After the pavers were repaired and the Downtown Seattle Transit Tunnel was completed in 1990, Seattle City Council decided to keep Pine Street closed to through traffic, making it effectively part of the park, and tying the park to the open area on the south side of the mall. However, Seattle citizens voted in 1995 to reopen the street, as part of a deal under which Nordstrom took over the flagship store of the former Frederick & Nelson department store chain, a city landmark half a block from the park. In the mid-1990s Westlake Park was the site of a string of guerrilla art pranks led by Jason Sprinkle and the Fabricators of the Attachment, culminating in an infamous bomb scare incident that closed off several downtown blocks.

Adjacent to the southernmost portion of the park is the Seaboard Building, another designated Seattle landmark. This 1909 headquarters of the Northern Bank & Trust Co. was one of the first major commercial buildings this far north in the downtown area. The ground floor is commercial space, Floors 2 through 6 are offices, and Floors 7 through the 11th floor penthouse are now Condominium apartments. Diagonally across from the park at 4th and Pine, until its closure in February 2020, was a Macy's department store—another designated landmark building, having once been the flagship store of The Bon Marché chain.

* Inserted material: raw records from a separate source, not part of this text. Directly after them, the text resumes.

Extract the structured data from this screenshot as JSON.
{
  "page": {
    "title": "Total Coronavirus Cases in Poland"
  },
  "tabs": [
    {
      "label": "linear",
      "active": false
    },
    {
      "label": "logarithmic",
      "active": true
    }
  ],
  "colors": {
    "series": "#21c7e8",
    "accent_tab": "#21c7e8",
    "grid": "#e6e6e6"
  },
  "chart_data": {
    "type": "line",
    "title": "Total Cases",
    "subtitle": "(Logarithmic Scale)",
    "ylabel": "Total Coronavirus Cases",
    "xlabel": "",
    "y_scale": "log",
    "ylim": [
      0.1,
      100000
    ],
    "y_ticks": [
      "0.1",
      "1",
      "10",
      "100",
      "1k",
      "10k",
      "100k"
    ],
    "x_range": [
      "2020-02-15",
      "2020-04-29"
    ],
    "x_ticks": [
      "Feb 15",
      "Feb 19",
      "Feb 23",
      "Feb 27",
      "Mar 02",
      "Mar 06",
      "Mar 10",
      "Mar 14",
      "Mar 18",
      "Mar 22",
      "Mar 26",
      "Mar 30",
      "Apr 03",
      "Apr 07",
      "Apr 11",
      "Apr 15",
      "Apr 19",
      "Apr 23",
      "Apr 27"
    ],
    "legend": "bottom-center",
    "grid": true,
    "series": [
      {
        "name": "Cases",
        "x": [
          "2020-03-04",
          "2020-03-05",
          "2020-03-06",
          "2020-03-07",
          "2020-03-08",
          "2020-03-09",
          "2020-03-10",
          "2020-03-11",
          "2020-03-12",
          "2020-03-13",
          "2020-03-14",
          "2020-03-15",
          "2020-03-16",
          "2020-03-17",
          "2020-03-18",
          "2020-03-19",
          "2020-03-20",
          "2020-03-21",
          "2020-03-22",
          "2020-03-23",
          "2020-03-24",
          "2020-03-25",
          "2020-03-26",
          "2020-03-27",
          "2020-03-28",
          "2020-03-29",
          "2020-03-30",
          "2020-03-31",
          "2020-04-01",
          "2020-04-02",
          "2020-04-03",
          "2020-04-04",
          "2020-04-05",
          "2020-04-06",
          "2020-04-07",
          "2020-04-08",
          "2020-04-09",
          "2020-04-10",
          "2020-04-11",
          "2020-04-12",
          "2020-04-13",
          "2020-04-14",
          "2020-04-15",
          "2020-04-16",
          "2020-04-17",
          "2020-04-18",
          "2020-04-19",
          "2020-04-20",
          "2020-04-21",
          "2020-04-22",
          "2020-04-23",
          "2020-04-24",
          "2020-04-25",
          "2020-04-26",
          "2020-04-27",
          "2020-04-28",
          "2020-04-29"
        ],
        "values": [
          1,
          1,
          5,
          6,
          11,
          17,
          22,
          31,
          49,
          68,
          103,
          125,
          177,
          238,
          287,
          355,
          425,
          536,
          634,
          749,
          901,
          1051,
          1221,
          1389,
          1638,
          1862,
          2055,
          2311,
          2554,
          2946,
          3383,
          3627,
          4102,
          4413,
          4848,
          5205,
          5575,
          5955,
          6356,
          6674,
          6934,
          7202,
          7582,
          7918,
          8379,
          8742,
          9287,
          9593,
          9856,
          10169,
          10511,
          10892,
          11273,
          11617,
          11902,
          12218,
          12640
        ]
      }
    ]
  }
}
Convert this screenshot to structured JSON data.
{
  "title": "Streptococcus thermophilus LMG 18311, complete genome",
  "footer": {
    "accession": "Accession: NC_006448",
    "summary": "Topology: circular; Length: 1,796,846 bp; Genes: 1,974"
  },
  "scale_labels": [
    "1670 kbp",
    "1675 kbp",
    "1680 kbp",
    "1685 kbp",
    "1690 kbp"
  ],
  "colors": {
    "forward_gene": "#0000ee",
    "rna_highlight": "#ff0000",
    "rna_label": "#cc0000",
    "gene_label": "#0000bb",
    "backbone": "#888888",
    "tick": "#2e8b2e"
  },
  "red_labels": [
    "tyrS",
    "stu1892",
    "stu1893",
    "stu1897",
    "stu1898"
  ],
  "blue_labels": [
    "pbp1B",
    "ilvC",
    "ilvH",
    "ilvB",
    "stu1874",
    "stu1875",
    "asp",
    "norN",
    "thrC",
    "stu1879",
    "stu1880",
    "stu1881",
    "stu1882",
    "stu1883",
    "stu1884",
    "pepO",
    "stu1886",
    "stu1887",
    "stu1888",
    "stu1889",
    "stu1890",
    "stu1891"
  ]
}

A children's playground was added to he park in 2013. Management of Westlake Park and Occidental Park in Pioneer Square was transferred to the Downtown Seattle Association in 2015 with the goal of activating the spaces. Several pieces of furniture, chess boards, ping pong tables, and other amenities were added to Westlake. Westlake Park was closed in October 2025 to undergo a significant renovation in time for the 2026 FIFA World Cup, scheduled to begin in June. The $4 million project included the removal of the fountain and arch, installation of traffic bollards and other protection against vehicular crashes, and new landscaping. The removal of the arch, where speeches were traditionally held, was criticized as an attempt to limit protests at the park; other structures, including pieces of artwork, were also removed amid allegations of an incomplete public comment process. Westlake Park reopened on May 28, 2026, and was the host of World Cup watch parties for several weeks.